Friday’s figures met this threshold, signaling an abrupt economic downshift. Consequently, investors sought safer assets, leading to declines in major stock indices: the S&P 500 dropped 2%, the Nasdaq 2.5%, and the Dow 1.5%. This trend continued into Monday with further sell-offs overseas.

The crypto market’s rapid decline raises questions about its role as either a speculative asset or a hedge against inflation and recession. Despite hopes that crypto could act as a risk hedge, the recent crash suggests it remains a speculative investment.

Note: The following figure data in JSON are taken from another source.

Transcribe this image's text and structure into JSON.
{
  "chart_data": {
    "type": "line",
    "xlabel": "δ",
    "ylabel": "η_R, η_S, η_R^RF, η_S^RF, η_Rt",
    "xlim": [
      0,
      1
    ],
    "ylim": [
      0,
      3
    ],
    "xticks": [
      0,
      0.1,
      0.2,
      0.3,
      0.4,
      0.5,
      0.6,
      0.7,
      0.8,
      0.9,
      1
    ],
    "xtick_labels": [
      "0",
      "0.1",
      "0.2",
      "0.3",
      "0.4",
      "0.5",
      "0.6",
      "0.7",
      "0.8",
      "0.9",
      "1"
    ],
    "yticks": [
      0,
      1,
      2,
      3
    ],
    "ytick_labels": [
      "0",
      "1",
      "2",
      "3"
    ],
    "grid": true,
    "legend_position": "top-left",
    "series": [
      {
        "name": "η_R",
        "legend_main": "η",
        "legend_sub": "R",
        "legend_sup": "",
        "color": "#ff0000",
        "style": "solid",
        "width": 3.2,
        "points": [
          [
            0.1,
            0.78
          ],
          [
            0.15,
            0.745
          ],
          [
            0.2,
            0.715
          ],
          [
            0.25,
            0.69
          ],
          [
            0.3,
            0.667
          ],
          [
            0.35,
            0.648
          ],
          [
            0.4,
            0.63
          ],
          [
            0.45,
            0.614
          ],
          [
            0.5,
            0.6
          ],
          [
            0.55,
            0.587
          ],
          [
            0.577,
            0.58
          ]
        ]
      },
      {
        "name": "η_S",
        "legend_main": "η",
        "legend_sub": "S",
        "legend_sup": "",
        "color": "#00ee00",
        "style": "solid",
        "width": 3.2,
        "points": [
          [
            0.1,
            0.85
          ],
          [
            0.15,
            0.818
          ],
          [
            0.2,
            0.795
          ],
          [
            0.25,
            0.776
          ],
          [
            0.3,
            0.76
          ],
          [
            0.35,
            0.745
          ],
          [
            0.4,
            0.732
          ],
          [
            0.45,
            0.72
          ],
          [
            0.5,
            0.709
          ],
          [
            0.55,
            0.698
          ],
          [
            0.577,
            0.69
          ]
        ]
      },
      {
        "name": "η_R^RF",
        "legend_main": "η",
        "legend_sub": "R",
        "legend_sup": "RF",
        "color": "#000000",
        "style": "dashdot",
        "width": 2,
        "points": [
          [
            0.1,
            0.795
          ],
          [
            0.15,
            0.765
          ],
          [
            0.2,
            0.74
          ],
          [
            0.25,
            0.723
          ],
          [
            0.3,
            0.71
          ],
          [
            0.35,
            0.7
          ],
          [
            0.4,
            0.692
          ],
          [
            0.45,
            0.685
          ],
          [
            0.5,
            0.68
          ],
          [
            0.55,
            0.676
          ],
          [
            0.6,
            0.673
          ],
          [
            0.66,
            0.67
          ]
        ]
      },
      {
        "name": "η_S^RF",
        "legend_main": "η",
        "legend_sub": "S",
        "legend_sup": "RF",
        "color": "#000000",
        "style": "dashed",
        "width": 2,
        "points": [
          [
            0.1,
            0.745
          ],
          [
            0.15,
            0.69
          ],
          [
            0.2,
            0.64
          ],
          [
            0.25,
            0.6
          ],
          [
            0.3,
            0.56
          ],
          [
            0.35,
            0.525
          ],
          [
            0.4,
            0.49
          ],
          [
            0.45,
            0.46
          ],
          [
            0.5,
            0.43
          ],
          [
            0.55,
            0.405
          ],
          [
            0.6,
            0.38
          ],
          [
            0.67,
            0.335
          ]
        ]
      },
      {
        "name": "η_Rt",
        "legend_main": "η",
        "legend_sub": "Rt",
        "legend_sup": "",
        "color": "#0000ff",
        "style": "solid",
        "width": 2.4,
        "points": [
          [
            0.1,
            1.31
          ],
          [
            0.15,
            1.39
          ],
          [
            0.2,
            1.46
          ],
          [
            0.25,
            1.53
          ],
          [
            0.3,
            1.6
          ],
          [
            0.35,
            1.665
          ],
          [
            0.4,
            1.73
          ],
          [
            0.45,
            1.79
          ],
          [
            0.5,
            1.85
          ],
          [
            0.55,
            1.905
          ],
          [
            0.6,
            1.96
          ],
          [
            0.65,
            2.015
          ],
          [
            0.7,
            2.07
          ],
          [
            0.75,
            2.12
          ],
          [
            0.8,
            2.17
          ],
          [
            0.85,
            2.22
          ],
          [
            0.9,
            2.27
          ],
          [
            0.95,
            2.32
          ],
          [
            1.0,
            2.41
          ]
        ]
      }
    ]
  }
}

Since the downturn, the crypto market has seen its largest three-day sell-off in nearly a year, losing over $500 billion in market value. According to CoinGlass data, this bloodbath wiped out more than $1 billion in leveraged positions within the last 24 hours, including $365 million in Bitcoin and $348 million in Ether.

Khushboo Khullar of Lightning Ventures, speaking to Bloomberg, argued that the crypto sell-off is part of a broader liquidity panic as traders rush to cover margin calls. Khullar views this as a temporary sell-off, presenting a potential buying opportunity.

Josh Gilbert, an eToro market analyst, supports Khullar’s perspective, suggesting that the expected Federal Reserve rate cuts could benefit crypto assets. “Crypto assets have sold off, but many investors will see an opportunity. We see Federal Reserve rate cuts, which are now likely to come sharper than expected, as hugely positive for crypto assets,” Gilbert told Coindesk.

Despite the recent volatility, crypto continues to make strides toward mainstream acceptance. Notably, Morgan Stanley will allow its advisors to offer Bitcoin ETFs starting Wednesday. This follows more than half a year after the introduction of the first Bitcoin ETF. The investment bank will enable over 15,000 of its financial advisors to sell BlackRock’s IBIT and Fidelity’s FBTC. This move is seen as a significant step toward the “mainstreamization” of crypto, given the lengthy regulatory and company processes in major investment banks.

The recent crypto market downturn highlights its volatility and the broader economic concerns affecting all risk assets. While some analysts see the current situation as a temporary sell-off and a buying opportunity, others caution against the speculative nature of crypto. As the market evolves, its role as a mainstream alternative asset continues to grow, marked by increasing institutional acceptance and new investment opportunities.